In 1H17, the group posted 47.1% y-o-y increase in revenue due to higher sales of goods on online marketplaces, but still reported a net loss of US$0.2 million ($0.27 million) due to one-off IPO-related expenses.
Despite this, the research house likes Y Ventures as it expands its online presence.
The group’s key products on sale are books, home and living items as well as fast-moving consumer goods, with 80% of its FY16 sales deriving from the sale of books.
The management plans to deepen its existing product categories and expand into new ones. It currently manages and distributes about 5,500 stock keeping units (SKUs) of active merchandise through various online marketplaces.
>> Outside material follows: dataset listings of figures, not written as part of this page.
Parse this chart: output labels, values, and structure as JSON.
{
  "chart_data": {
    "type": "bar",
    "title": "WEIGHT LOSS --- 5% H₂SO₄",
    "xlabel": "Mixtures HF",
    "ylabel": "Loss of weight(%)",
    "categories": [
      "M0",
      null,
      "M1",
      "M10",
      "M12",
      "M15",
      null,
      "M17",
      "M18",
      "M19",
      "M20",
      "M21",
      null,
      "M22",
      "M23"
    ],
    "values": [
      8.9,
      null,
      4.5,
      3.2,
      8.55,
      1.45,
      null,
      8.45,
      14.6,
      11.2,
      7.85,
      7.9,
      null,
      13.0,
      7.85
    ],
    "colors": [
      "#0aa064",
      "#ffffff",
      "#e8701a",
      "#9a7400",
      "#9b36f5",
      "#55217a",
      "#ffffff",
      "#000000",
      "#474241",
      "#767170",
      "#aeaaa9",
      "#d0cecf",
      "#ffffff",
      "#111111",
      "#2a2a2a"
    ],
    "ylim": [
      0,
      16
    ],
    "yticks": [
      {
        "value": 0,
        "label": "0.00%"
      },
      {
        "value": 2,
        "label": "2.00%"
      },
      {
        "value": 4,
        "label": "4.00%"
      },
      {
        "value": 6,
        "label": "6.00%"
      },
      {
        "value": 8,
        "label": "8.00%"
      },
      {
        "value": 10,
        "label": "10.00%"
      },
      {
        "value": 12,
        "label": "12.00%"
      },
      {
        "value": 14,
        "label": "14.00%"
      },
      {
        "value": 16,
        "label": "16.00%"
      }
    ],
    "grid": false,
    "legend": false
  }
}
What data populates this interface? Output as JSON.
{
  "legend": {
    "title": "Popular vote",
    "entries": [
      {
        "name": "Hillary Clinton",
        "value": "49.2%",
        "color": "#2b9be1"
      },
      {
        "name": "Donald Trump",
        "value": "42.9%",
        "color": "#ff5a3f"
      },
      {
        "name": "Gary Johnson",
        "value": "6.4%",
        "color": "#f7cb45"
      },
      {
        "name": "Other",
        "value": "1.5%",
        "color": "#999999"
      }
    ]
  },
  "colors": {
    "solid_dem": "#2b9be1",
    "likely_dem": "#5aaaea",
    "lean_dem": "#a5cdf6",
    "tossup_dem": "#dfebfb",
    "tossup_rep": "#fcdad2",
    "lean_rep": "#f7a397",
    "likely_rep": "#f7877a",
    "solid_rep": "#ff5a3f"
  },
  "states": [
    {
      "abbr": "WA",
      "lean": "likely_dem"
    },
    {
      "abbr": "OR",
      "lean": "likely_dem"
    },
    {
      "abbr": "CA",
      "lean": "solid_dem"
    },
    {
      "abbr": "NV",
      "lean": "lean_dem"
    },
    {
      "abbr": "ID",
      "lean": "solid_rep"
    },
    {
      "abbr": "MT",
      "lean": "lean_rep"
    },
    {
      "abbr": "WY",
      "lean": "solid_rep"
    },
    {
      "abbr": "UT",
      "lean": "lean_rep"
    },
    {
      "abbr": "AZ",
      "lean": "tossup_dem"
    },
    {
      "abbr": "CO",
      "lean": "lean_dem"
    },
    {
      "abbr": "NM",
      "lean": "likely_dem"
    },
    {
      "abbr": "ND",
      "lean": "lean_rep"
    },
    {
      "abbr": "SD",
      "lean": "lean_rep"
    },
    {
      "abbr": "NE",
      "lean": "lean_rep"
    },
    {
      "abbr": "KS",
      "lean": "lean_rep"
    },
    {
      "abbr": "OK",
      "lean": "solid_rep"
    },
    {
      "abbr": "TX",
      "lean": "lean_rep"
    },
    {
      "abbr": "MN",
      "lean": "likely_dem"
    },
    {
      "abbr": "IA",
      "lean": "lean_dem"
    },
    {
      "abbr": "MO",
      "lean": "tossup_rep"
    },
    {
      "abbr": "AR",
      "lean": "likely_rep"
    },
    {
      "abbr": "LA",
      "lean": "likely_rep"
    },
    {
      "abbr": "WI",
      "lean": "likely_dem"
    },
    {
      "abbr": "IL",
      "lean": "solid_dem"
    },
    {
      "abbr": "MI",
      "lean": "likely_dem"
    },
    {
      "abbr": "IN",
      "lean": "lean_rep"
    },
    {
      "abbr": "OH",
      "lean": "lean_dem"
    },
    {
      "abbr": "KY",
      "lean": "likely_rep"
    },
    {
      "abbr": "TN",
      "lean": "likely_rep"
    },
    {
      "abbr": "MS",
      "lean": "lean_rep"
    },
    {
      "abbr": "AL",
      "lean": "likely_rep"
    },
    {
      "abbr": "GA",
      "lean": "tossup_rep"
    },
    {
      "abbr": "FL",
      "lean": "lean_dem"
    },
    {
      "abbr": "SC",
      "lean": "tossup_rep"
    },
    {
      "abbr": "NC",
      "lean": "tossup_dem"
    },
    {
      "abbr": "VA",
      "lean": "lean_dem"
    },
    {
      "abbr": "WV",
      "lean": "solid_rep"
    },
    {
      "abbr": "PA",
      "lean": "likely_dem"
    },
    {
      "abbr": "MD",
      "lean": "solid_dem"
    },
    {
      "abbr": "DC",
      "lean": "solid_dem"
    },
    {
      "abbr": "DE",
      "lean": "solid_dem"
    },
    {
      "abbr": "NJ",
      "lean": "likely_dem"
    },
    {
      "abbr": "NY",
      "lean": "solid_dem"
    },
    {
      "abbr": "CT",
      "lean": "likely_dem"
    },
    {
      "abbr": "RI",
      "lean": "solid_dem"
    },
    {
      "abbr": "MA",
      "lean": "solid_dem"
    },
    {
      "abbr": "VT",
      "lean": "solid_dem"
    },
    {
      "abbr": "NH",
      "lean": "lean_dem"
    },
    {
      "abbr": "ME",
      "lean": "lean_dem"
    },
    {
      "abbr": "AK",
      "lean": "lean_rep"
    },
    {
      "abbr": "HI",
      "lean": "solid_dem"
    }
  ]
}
The group has announced on Aug 14 that it will be forming a joint venture with Toscano for the marketing, distribution and online retail of men’s leather accessories under an online-only private label line, Faire Leather Co.
In a Monday unrated report, analyst William Tng says, “Y Ventures will be responsible for the provision of actionable information (via its data analytics capability), and coordination of the online distribution and fulfillment of these products.”
As the group only sells online, it offers exposure to the fast-growing online e-commerce market in US and Asia. It also offers exposure to the booming data analytics market.
Apart from that, Y Ventures has developed its own proprietary data analytic algorithms that can help third-party brand owners improve sales and inventory management.
The analyst sees e-commerce potential for the group as according to the group’s presentation materials, the global internet retailing market is expected to expand by a CAGR of 10.7% over 2016-2020F, to reach US$1.8 trillion by 2020F.
“Y Ventures is trading at a historical FY16 P/E of 24.3x versus the global peer average of 80.4x,” says Tng.
Shares in Y Ventures are trading at 25 cents as at 11.54am.